横浜市の化学機械メーカー「大川原化工機」をめぐるえん罪事件では、逮捕・起訴された元顧問の相嶋静夫さん(当時72)が勾留中に見つかった胃がんが原因で亡くなりました。
相嶋さんの弁護側は8回にわたって保釈を請求しましたが、東京地裁は認めませんでした。
相嶋さんの遺族はきょう、逃亡の恐れがないにもかかわらず、裁判官が▼逮捕状と勾留状を出したことや、▼保釈を認めない判断を続けたことによって違法な拘束が続いたとして、国におよそ1億7000万円の賠償を求める訴えを東京地裁に起こしました。

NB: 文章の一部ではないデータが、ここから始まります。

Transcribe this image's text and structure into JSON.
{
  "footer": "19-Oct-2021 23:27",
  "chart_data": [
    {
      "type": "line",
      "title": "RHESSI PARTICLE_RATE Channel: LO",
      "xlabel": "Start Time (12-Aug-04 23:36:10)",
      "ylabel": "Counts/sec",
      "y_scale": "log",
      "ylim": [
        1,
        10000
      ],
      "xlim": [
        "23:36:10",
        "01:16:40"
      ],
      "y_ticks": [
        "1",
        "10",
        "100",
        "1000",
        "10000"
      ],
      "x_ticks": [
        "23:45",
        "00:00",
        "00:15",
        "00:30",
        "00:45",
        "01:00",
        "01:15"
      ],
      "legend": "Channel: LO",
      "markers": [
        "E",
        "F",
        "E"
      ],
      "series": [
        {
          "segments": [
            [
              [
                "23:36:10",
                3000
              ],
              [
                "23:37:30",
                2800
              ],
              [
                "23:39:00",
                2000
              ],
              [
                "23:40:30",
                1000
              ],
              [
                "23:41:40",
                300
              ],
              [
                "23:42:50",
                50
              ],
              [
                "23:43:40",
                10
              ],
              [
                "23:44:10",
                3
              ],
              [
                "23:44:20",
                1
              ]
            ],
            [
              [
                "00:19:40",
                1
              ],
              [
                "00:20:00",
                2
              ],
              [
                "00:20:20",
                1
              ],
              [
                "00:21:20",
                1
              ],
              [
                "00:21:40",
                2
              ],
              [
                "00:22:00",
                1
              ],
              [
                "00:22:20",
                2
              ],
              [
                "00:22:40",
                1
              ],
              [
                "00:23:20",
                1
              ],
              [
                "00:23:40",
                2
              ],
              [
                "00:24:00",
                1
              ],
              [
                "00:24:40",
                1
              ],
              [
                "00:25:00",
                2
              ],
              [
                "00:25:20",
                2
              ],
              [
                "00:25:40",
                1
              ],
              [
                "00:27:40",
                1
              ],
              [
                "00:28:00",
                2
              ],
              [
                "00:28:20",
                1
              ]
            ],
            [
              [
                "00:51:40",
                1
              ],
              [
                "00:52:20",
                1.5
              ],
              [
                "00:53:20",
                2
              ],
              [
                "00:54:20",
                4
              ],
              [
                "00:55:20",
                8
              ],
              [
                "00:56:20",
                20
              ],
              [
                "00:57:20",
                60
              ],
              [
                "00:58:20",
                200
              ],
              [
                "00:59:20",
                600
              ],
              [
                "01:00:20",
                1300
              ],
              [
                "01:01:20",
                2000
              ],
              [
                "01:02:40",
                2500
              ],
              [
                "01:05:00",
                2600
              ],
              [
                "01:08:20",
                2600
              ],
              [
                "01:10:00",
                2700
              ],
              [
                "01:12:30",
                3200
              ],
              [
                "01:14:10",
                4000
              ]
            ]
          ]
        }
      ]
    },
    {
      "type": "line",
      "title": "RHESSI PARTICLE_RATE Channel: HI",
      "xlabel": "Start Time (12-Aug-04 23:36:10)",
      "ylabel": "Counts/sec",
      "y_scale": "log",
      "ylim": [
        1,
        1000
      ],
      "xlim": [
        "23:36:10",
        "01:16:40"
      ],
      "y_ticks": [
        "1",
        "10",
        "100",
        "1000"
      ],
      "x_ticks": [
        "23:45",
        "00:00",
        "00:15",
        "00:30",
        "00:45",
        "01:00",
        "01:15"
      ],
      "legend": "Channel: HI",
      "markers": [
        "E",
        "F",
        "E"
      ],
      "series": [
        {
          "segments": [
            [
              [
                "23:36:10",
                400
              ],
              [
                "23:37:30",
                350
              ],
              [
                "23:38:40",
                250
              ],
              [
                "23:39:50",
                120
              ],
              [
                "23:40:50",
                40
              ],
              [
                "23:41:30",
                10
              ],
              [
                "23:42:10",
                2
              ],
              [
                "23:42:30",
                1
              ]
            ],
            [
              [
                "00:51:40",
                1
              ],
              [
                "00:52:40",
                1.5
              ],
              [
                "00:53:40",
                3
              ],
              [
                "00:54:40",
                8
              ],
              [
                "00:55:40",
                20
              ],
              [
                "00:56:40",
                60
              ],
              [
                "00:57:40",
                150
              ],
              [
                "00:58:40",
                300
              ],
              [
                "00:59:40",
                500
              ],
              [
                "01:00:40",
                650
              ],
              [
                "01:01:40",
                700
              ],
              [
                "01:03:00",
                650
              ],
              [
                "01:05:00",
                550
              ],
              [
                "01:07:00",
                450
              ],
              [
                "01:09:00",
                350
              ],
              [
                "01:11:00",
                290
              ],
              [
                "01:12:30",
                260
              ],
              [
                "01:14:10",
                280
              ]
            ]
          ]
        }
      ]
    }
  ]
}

遺族らは裁判を通じて事件に関わった裁判官37人の責任を追及するとしています。
相嶋さんの長男は都内で開いた記者会見で、「裁判官が憲法に定める基本的人権の尊重というものを無視して、警察や検察に迎合した判断をしているとは思ってもいなかった」「今回の裁判は、憲法と法律に従わず、人権を蹂躙した裁判官の責任をどのように裁判官が判断するのか。裁判官の本当の姿、これを広く国民の皆様と共有したい」と、訴訟の意義を語りました。
東京地裁は今回の提訴について、「具体的な事件についてのコメントは差し控える」としています。